The Kiss Esau Meant as a Bite, and What Saved Jacob
When Esau ran to embrace Jacob after twenty years apart, the rabbis noticed dots above the Hebrew word for kissed. Dots in a Torah scroll mean look closer.
Most people read the reunion of Jacob and Esau as a happy ending. Brothers separated by twenty years of exile, finally embracing, finally at peace. The Torah says Esau ran to meet him, fell on his neck, and kissed him (Genesis 33:4). Beautiful. But the rabbis of Midrash Rabbah, compiled in fifth-century Palestine, noticed something that stops the scene cold: the word for kissed in the Hebrew. vayishakehu. has dots written above it in the Torah scroll.
Dots in a Torah scroll are not decoration. They are signals. They mean: look closer. Something here is not what it seems.
Bereshit Rabbah 78 records the dispute that followed. Rabbi Shimon ben Elazar said the dots meant Esau's heart had not changed. that he came not to embrace Jacob but to bite him, and that Jacob's neck miraculously became hard as marble, so Esau's teeth shattered against it. What looked like a kiss was an assassination attempt. What Esau felt in that moment was not love but the resistance of something he could not destroy. Rabbi Yannai, on the other side, said the dots suggest the opposite: that Esau's kiss was genuine, that in that single instant he felt what a brother feels. Even the Torah, it seems, was not sure what lived in Esau's heart that morning on the road to Canaan.

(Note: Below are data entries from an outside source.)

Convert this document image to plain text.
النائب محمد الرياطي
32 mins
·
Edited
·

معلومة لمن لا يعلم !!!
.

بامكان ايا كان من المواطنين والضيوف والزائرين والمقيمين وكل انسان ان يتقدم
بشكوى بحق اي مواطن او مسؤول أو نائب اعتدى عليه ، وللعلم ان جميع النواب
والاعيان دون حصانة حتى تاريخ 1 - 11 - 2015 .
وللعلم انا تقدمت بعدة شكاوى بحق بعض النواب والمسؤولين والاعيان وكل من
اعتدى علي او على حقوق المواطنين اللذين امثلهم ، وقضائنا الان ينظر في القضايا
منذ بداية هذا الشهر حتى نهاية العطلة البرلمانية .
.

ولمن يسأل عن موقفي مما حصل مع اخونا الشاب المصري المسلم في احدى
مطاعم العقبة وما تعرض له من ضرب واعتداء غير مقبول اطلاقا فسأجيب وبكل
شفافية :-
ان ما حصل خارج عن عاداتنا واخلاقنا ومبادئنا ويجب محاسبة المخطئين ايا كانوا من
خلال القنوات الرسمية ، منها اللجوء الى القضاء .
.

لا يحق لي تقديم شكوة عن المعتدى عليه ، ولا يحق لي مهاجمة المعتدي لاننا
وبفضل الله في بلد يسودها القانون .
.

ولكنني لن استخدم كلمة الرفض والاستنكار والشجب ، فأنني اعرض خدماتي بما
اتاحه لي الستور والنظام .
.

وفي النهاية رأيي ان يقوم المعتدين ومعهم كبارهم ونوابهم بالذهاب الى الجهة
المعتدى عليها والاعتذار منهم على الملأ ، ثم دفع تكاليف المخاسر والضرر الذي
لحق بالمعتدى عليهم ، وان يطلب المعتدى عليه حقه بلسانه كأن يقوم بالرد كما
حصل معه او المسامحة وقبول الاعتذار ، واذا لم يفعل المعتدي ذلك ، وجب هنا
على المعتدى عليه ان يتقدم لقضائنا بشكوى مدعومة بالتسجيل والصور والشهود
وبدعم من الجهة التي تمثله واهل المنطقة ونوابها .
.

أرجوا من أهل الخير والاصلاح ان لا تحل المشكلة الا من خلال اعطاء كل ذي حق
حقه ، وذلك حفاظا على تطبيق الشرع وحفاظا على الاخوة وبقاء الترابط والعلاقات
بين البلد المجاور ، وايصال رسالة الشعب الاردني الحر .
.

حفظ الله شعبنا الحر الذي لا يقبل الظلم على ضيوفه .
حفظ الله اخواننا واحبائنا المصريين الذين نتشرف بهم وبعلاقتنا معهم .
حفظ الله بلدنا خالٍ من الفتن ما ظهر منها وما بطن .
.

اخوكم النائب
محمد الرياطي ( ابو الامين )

That tension. the unresolvable question of Esau's true feeling. is one of the stranger contributions of Midrash to the Torah's most famous reunion. But it doesn't come from nowhere. It comes from everything that had happened in the twenty years before.
When Jacob first fled, he was running from a death threat. Esau had sworn to kill him the moment their father Isaac died. Bereshit Rabbah reads Jacob's departure as a man walking through a dream. Rabbi Pinhas, quoting Rabbi Huna bar Pappa, connects it to a verse in Proverbs: when you lie down, you will not be afraid. The Midrash wants you to feel the smallness of that promise. Jacob was not safe. He knew it. He carried his fear all the way to Haran like a weight across his shoulders.
Twenty years later, returning with wives and children and flocks, Jacob received word that Esau was coming toward him with four hundred men. Four hundred. Not a welcoming party. An army. Bereshit Rabbah 75 dwells on Jacob's terror in that moment. the prayer he poured out to God, the gifts he sent ahead in waves, the way he divided his camp in two so at least half his family might survive the slaughter. The rabbis note that his fear was not ordinary sibling anxiety. It was the fear of a man who knew what his brother was capable of, who had spent two decades watching his back.
And yet Bereshit Rabbah pushes further still. Jacob's prayer. deliver me, please, from the hand of my brother, from the hand of Esau. uses both words, brother and Esau, separately. Why both? The rabbis read this as a prayer across time: deliver me not just from this Esau, but from all the Esaus who will come after him. From every force that will wear the face of kinship while planning extermination. Jacob was praying for all of Jewish history in that moment, standing alone on a road with four hundred swords coming toward him.
What happened the night before the meeting is its own story. Jacob sent his family across the Jabbok and stayed alone, and something came to wrestle with him until dawn. an angel, a man, a dream, the tradition cannot quite decide what it was. He would not let it go until it blessed him. He walked away limping, with a new name, and the Midrash says he crossed back toward the meeting with his brother still bleeding from the night before. There was no clean version of this encounter. There never had been.
The morning the brothers finally met, something happened that no one fully predicted. Esau did run. He did embrace Jacob. He did weep. And Jacob, for his part, pressed forty years of gifts on Esau and called him my lord seven times, prostrating himself to the ground. The Midrash asks: why seven times? The rabbis say Jacob understood something that night at the Jabbok. You can be right and dead. You can bow and live. He chose to live.
What the rabbis were certain about was this: the meeting ended. Esau rode back to Seir. Jacob moved on toward Canaan with his children and his limp and the question that would never be answered. They would meet once more, briefly, to bury their father Isaac. After that, nothing. The embrace that might have healed everything, or meant nothing at all, was the last real contact between two brothers whose quarrel would outlast both of them by centuries. The dots remained in the Torah, unresolved, for every reader who came after them to argue over.